Overall, the software could support physicians with the intricate diagnostic decision-making process of CTEPH, which would benefit the physicians, patients, and also healthcare systems via earlier diagnosis.
We have looked at the universe of companies that we follow, outlining those that we feel are employing AI and where its application should have a meaningful benefit. These companies can be seen detailed in our full report. Please contact firstname.lastname@example.org for more on how to purchase the full report.
Talent and infrastructure
Usage of AI is likely to become a greater differentiator in the next 5-10 years, which means that companies should now begin building their AI infrastructure, or risk falling behind. Indeed, AI-experts are not an unlimited resource, especially given that most of the talent in this sector naturally gravitates towards traditional IT and technology companies. Even in companies dedicated to AI in healthcare, AI-experts typically only comprise c. 15% of staff[vi]. Thus, AI talent is a valuable and limited resource.

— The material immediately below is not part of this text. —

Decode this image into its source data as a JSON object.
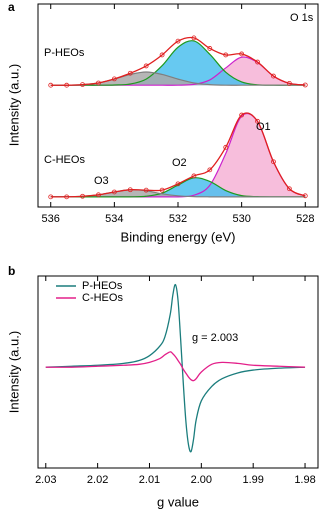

Meanwhile, building AI capability is not as simple as buying some new computer equipment. AI-infrastructure needs to be integrated across the entire company and have collaboration and buy-in from multiple departments. It may also require process changes in how data is procured and stored.

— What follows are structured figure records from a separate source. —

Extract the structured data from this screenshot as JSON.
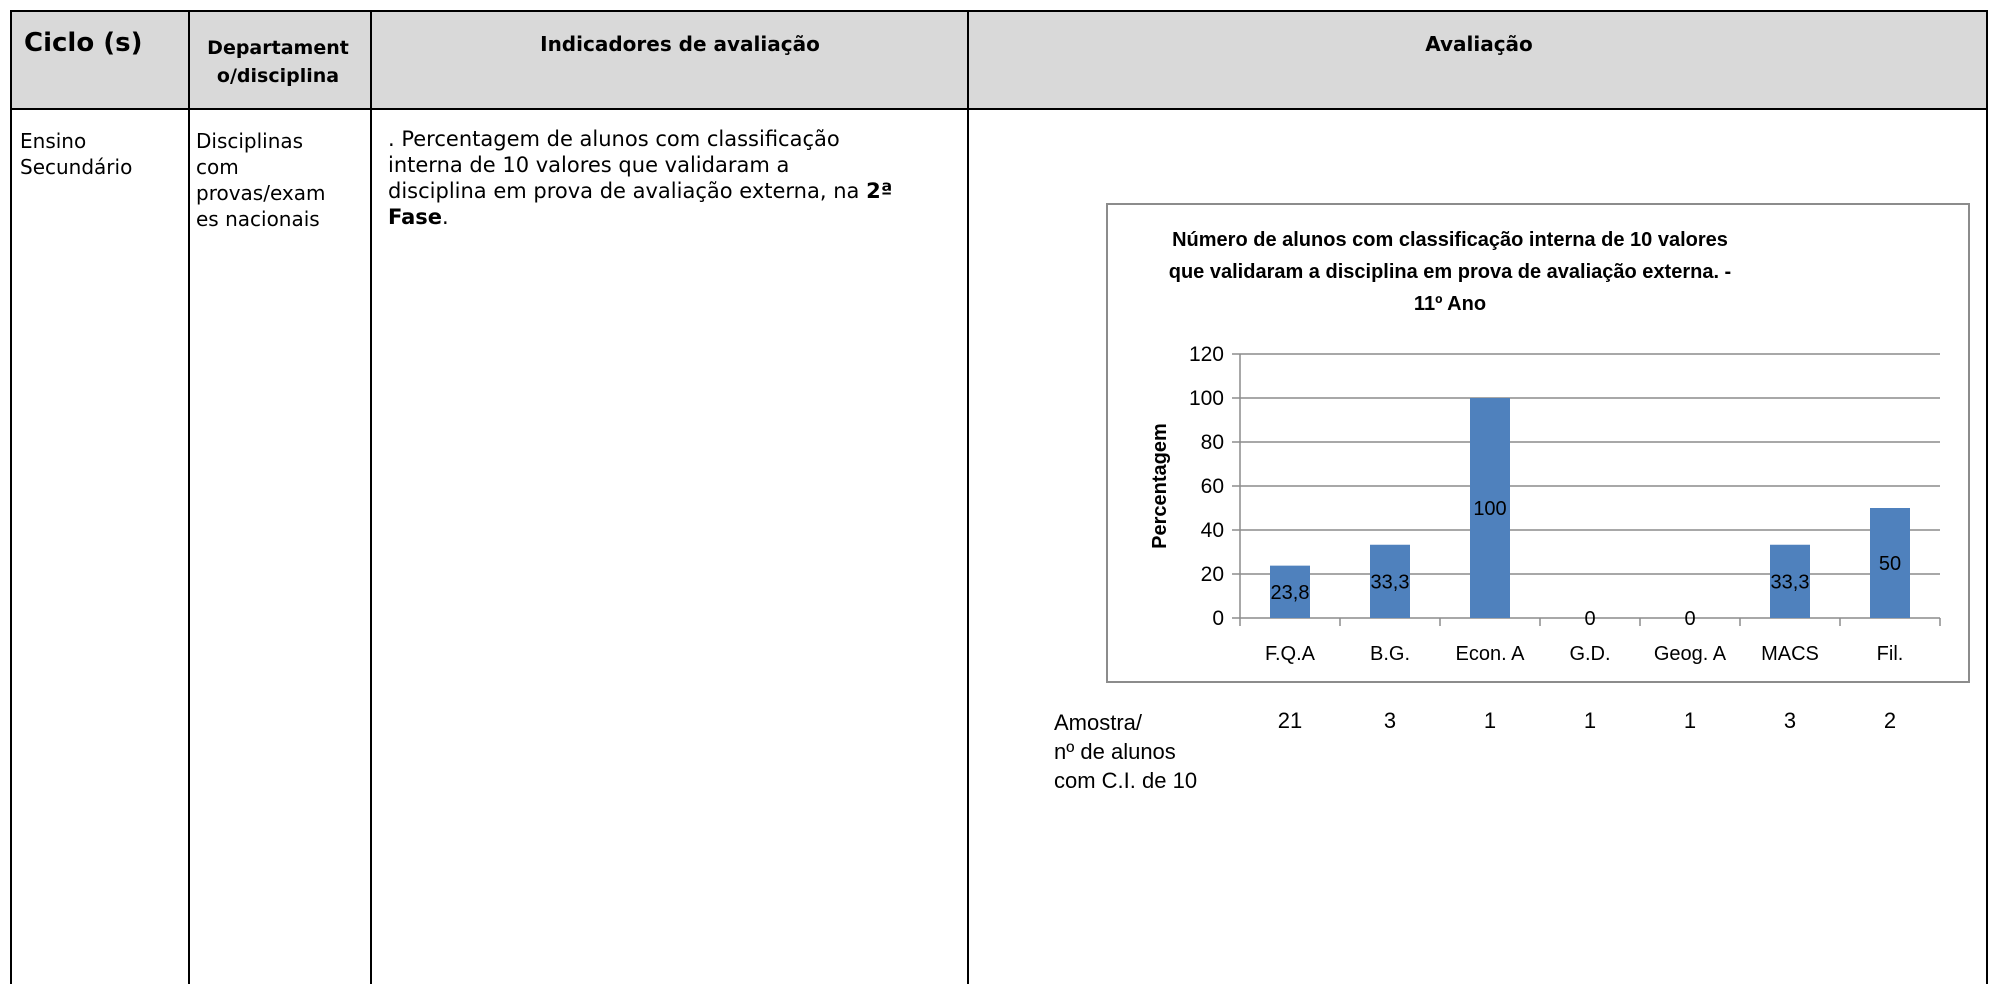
{
  "header": {
    "ciclo": "Ciclo (s)",
    "departamento_line1": "Departament",
    "departamento_line2": "o/disciplina",
    "indicadores": "Indicadores de avaliação",
    "avaliacao": "Avaliação"
  },
  "row": {
    "ciclo_line1": "Ensino",
    "ciclo_line2": "Secundário",
    "dep_lines": [
      "Disciplinas",
      "com",
      "provas/exam",
      "es nacionais"
    ],
    "ind_line1": ". Percentagem de alunos com classificação",
    "ind_line2": "interna de 10 valores que validaram a",
    "ind_line3_pre": "disciplina em prova de avaliação externa, na ",
    "ind_line3_bold": "2ª",
    "ind_line4_bold": "Fase",
    "ind_line4_post": "."
  },
  "chart_data": {
    "type": "bar",
    "title_lines": [
      "Número de alunos com classificação interna de 10 valores",
      "que validaram a disciplina em prova de avaliação externa. -",
      "11º Ano"
    ],
    "ylabel": "Percentagem",
    "xlabel": "",
    "ylim": [
      0,
      120
    ],
    "yticks": [
      "0",
      "20",
      "40",
      "60",
      "80",
      "100",
      "120"
    ],
    "categories": [
      "F.Q.A",
      "B.G.",
      "Econ. A",
      "G.D.",
      "Geog. A",
      "MACS",
      "Fil."
    ],
    "values": [
      23.8,
      33.3,
      100,
      0,
      0,
      33.3,
      50
    ],
    "data_labels": [
      "23,8",
      "33,3",
      "100",
      "0",
      "0",
      "33,3",
      "50"
    ],
    "bar_color": "#4f81bd",
    "grid": true
  },
  "amostra": {
    "label_lines": [
      "Amostra/",
      "nº de alunos",
      "com C.I. de 10"
    ],
    "values": [
      "21",
      "3",
      "1",
      "1",
      "1",
      "3",
      "2"
    ]
  }
}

Another important motivator for building this infrastructure now is the inevitable entry of Big Tech into the healthcare field. Google, Microsoft, Amazon, Apple and Facebook have already announced different initiatives to enter the healthcare space - companies which will have fundamental advantages in terms of AI capabilities.
As such, waiting for more examples of AI’s efficacy is not advisable, companies should build their AI-capabilities now. Companies where Big Data is prevalent and which are not developing AI solutions and articulating the way in which they are being deployed in their businesses will, in our opinion, be competitively disadvantaged in the mid to longer term.